Chewing Gum Could Kill Your Dog: Fatal Risk Posed By Common Sweetener Xylitol
Animal welfare groups are urging for products containing the sweetener Xylitol to be labeled with warnings, after a rise in serious cases of dog poisoning, reports WSJ.
Xylitol is a type of sugar alcohol extracted from plants and has become increasingly popular as a sweetener.
Although fit for human consumption, in dogs Xylitol causes a dangerous release of insulin and low blood sugar, leading to seizures, brain damage, and liver failure.
Xylitol is almost 100 times as poisonous as milk chocolate for dogs.
Manufacturers use Xylitol in many products including mints, gummy vitamins, toothpaste, specialty peanut butter, and melatonin sleep aids.
Dr. Ahna Brutlag, senior veterinary toxicologist at the Pet Poison Helpline told the WSJ, that Xylitol is presently one of the most dangerous food-related toxins that she encounters in pets.

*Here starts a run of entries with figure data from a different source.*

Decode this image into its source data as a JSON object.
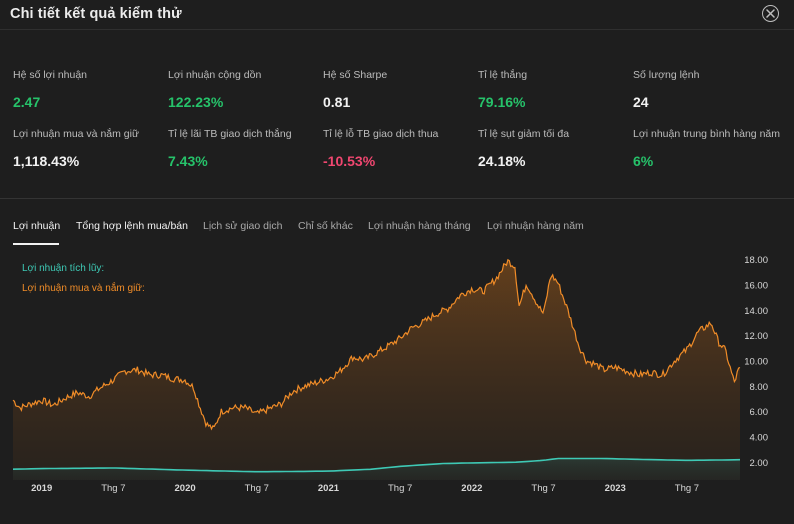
{
  "window": {
    "title": "Chi tiết kết quả kiểm thử",
    "close_icon": "close-circle-icon"
  },
  "stats": [
    {
      "label": "Hệ số lợi nhuận",
      "value": "2.47",
      "color": "#26c26a"
    },
    {
      "label": "Lợi nhuận cộng dồn",
      "value": "122.23%",
      "color": "#26c26a"
    },
    {
      "label": "Hệ số Sharpe",
      "value": "0.81",
      "color": "#f2f2f2"
    },
    {
      "label": "Tỉ lệ thắng",
      "value": "79.16%",
      "color": "#26c26a"
    },
    {
      "label": "Số lượng lệnh",
      "value": "24",
      "color": "#f2f2f2"
    },
    {
      "label": "Lợi nhuận mua và nắm giữ",
      "value": "1,118.43%",
      "color": "#f2f2f2"
    },
    {
      "label": "Tỉ lệ lãi TB giao dịch thắng",
      "value": "7.43%",
      "color": "#26c26a"
    },
    {
      "label": "Tỉ lệ lỗ TB giao dịch thua",
      "value": "-10.53%",
      "color": "#f04770"
    },
    {
      "label": "Tỉ lệ sụt giảm tối đa",
      "value": "24.18%",
      "color": "#f2f2f2"
    },
    {
      "label": "Lợi nhuận trung bình hàng năm",
      "value": "6%",
      "color": "#26c26a"
    }
  ],
  "tabs": [
    {
      "label": "Lợi nhuận",
      "active": true
    },
    {
      "label": "Tổng hợp lệnh mua/bán",
      "active": false
    },
    {
      "label": "Lịch sử giao dịch",
      "active": false
    },
    {
      "label": "Chỉ số khác",
      "active": false
    },
    {
      "label": "Lợi nhuận hàng tháng",
      "active": false
    },
    {
      "label": "Lợi nhuận hàng năm",
      "active": false
    }
  ],
  "chart_data": {
    "type": "area",
    "legend": [
      {
        "label": "Lợi nhuận tích lũy:",
        "color": "#3ec9b5"
      },
      {
        "label": "Lợi nhuận mua và nắm giữ:",
        "color": "#f08c28"
      }
    ],
    "y_ticks": [
      "18.00",
      "16.00",
      "14.00",
      "12.00",
      "10.00",
      "8.00",
      "6.00",
      "4.00",
      "2.00"
    ],
    "ylim": [
      0.6,
      18.6
    ],
    "x_ticks": [
      {
        "label": "2019",
        "t": 2019.0
      },
      {
        "label": "Thg 7",
        "t": 2019.5
      },
      {
        "label": "2020",
        "t": 2020.0
      },
      {
        "label": "Thg 7",
        "t": 2020.5
      },
      {
        "label": "2021",
        "t": 2021.0
      },
      {
        "label": "Thg 7",
        "t": 2021.5
      },
      {
        "label": "2022",
        "t": 2022.0
      },
      {
        "label": "Thg 7",
        "t": 2022.5
      },
      {
        "label": "2023",
        "t": 2023.0
      },
      {
        "label": "Thg 7",
        "t": 2023.5
      }
    ],
    "xlim": [
      2018.8,
      2023.87
    ],
    "series": [
      {
        "name": "Lợi nhuận mua và nắm giữ:",
        "color": "#f08c28",
        "x": [
          2018.8,
          2018.85,
          2018.92,
          2019.0,
          2019.08,
          2019.17,
          2019.25,
          2019.33,
          2019.4,
          2019.5,
          2019.58,
          2019.67,
          2019.75,
          2019.83,
          2019.92,
          2020.0,
          2020.06,
          2020.1,
          2020.15,
          2020.2,
          2020.25,
          2020.33,
          2020.42,
          2020.5,
          2020.58,
          2020.67,
          2020.75,
          2020.83,
          2020.92,
          2021.0,
          2021.08,
          2021.17,
          2021.25,
          2021.33,
          2021.42,
          2021.5,
          2021.58,
          2021.67,
          2021.75,
          2021.83,
          2021.92,
          2022.0,
          2022.08,
          2022.17,
          2022.25,
          2022.3,
          2022.33,
          2022.38,
          2022.42,
          2022.46,
          2022.5,
          2022.55,
          2022.6,
          2022.67,
          2022.75,
          2022.8,
          2022.85,
          2022.92,
          2023.0,
          2023.08,
          2023.17,
          2023.25,
          2023.33,
          2023.42,
          2023.5,
          2023.58,
          2023.67,
          2023.72,
          2023.77,
          2023.8,
          2023.83,
          2023.86
        ],
        "y": [
          6.9,
          6.3,
          6.6,
          6.9,
          6.5,
          7.1,
          7.5,
          7.2,
          7.8,
          8.5,
          9.2,
          9.3,
          8.9,
          8.9,
          8.6,
          8.5,
          7.9,
          6.5,
          5.0,
          4.6,
          6.0,
          6.3,
          6.3,
          5.8,
          6.2,
          6.6,
          7.6,
          8.0,
          8.3,
          8.6,
          9.2,
          10.3,
          10.1,
          10.6,
          11.2,
          11.8,
          12.6,
          13.1,
          13.7,
          14.1,
          15.2,
          15.7,
          15.5,
          16.5,
          17.9,
          17.5,
          14.3,
          16.1,
          15.3,
          14.4,
          13.7,
          16.8,
          16.2,
          14.0,
          11.1,
          10.0,
          9.8,
          9.3,
          9.5,
          9.2,
          8.9,
          9.1,
          8.9,
          10.1,
          10.9,
          12.3,
          13.0,
          11.5,
          10.8,
          9.5,
          8.3,
          9.3
        ]
      },
      {
        "name": "Lợi nhuận tích lũy:",
        "color": "#3ec9b5",
        "x": [
          2018.8,
          2019.0,
          2019.5,
          2020.0,
          2020.5,
          2021.0,
          2021.3,
          2021.5,
          2021.8,
          2022.0,
          2022.3,
          2022.5,
          2022.6,
          2022.9,
          2023.2,
          2023.5,
          2023.87
        ],
        "y": [
          1.45,
          1.5,
          1.55,
          1.38,
          1.25,
          1.3,
          1.45,
          1.68,
          1.9,
          1.95,
          2.0,
          2.15,
          2.3,
          2.3,
          2.22,
          2.15,
          2.2
        ]
      }
    ]
  }
}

At her center Dr. Brutlag has received 2,800 calls about known or suspected xylitol ingestion in 2015 alone, a huge increase compared with just 300 in 2009.

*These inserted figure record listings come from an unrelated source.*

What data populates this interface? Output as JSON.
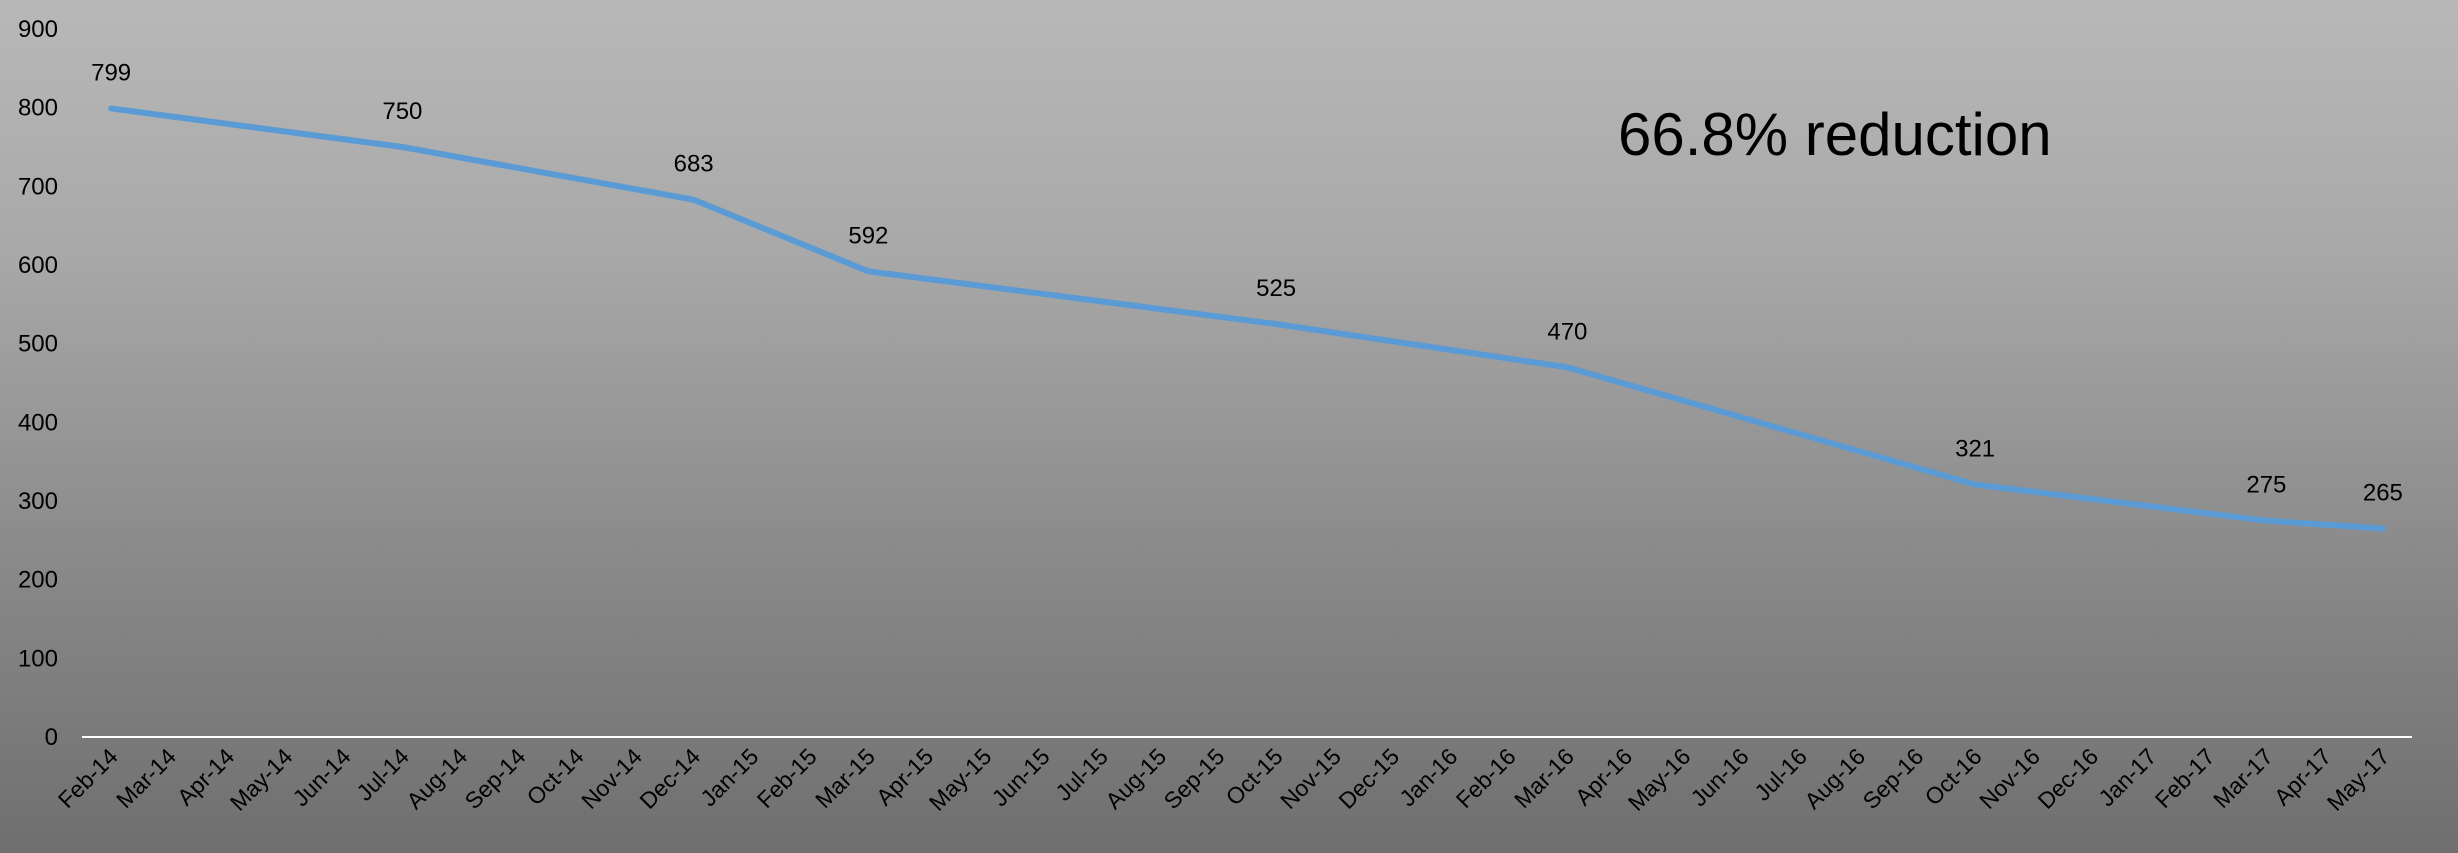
{
  "chart_data": {
    "type": "line",
    "categories": [
      "Feb-14",
      "Mar-14",
      "Apr-14",
      "May-14",
      "Jun-14",
      "Jul-14",
      "Aug-14",
      "Sep-14",
      "Oct-14",
      "Nov-14",
      "Dec-14",
      "Jan-15",
      "Feb-15",
      "Mar-15",
      "Apr-15",
      "May-15",
      "Jun-15",
      "Jul-15",
      "Aug-15",
      "Sep-15",
      "Oct-15",
      "Nov-15",
      "Dec-15",
      "Jan-16",
      "Feb-16",
      "Mar-16",
      "Apr-16",
      "May-16",
      "Jun-16",
      "Jul-16",
      "Aug-16",
      "Sep-16",
      "Oct-16",
      "Nov-16",
      "Dec-16",
      "Jan-17",
      "Feb-17",
      "Mar-17",
      "Apr-17",
      "May-17"
    ],
    "points": [
      {
        "x": "Feb-14",
        "y": 799
      },
      {
        "x": "Jul-14",
        "y": 750
      },
      {
        "x": "Dec-14",
        "y": 683
      },
      {
        "x": "Mar-15",
        "y": 592
      },
      {
        "x": "Oct-15",
        "y": 525
      },
      {
        "x": "Mar-16",
        "y": 470
      },
      {
        "x": "Oct-16",
        "y": 321
      },
      {
        "x": "Mar-17",
        "y": 275
      },
      {
        "x": "May-17",
        "y": 265
      }
    ],
    "data_labels": [
      "799",
      "750",
      "683",
      "592",
      "525",
      "470",
      "321",
      "275",
      "265"
    ],
    "y_ticks": [
      "0",
      "100",
      "200",
      "300",
      "400",
      "500",
      "600",
      "700",
      "800",
      "900"
    ],
    "ylim": [
      0,
      900
    ],
    "annotation": "66.8% reduction",
    "line_color": "#5b9bd5",
    "grid": false,
    "legend": "none"
  }
}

Dr. Brutlag said, “There are still a lot of dog owners who have never heard of Xylitol, nor do they understand that something this benign, an ordinary sweetener, could be toxic to pets.”
Many Xylitol toxicity cases involve dogs consuming sugar free chewing gum, but the most serious poisonings result from dogs ingesting large quantities, such as entire jars of xylitol-sweetened vitamins or homemade baked goods which include bulk Xylitol among their ingredients.
As a general rule, products that list Xylitol as the first ingredient are the most hazardous, but knowing exactly how much Xylitol is present in a product is difficult, as manufacturers don’t reveal the precise xylitol content because of trade secrecy.
Dr. Tina Wismer, medical director of the Animal Poison Control Center at the American Society for the Prevention of Cruelty to Animals, said they had received 3,727 calls and seen at least 11 fatalities.
The number of poisonings in reality is probably higher when factoring in the many cases that go unreported.
Ice Breakers Ice Cubes gum, the Hershey Co. brand, has been singled out by some experts as one of the the most hazardous products to contain Xylitol.
Dr. Amy Koenigshof, assistant professor at Michigan State University’s College of Veterinary Medicine and co-author of a recent paper on xylitol toxicity described Ice Breakers as “the biggest gum brand that we worry about”.
Ice Breakers has eight to 10 times the amount of Xylitol of some other popular gums.
A pack of ice breakers contains 40 pieces with 1.2 grams of Xylitol per piece. A toxic dose of Xylitol—enough to cause low blood sugar and other symptoms—is 0.1 grams per kilogram of a dog’s weight.
That means one piece could be toxic for a 26-pound dog, with each piece about 12 times as toxic to dogs as a piece of dark chocolate of the same weight.
Speaking to CBS, Dr. Ashley Gallagher at the Friendship Hospital for Animals in Washington D.C., said she believes vigilance and awareness on the part of dog owners is the most effective safeguard.
“You just have to be really careful because dogs are nosy little creatures and they are hungry all the time. I know my dogs are, and they are just looking for a treat. So you have to really watch them” Gallagher said.
Dr. Gallagher advised dog owners to inspect the contents of their kitchens and check the labels of all products that say “sugar-free, and urge anything that contains Xylitol should be kept out of reach of pets.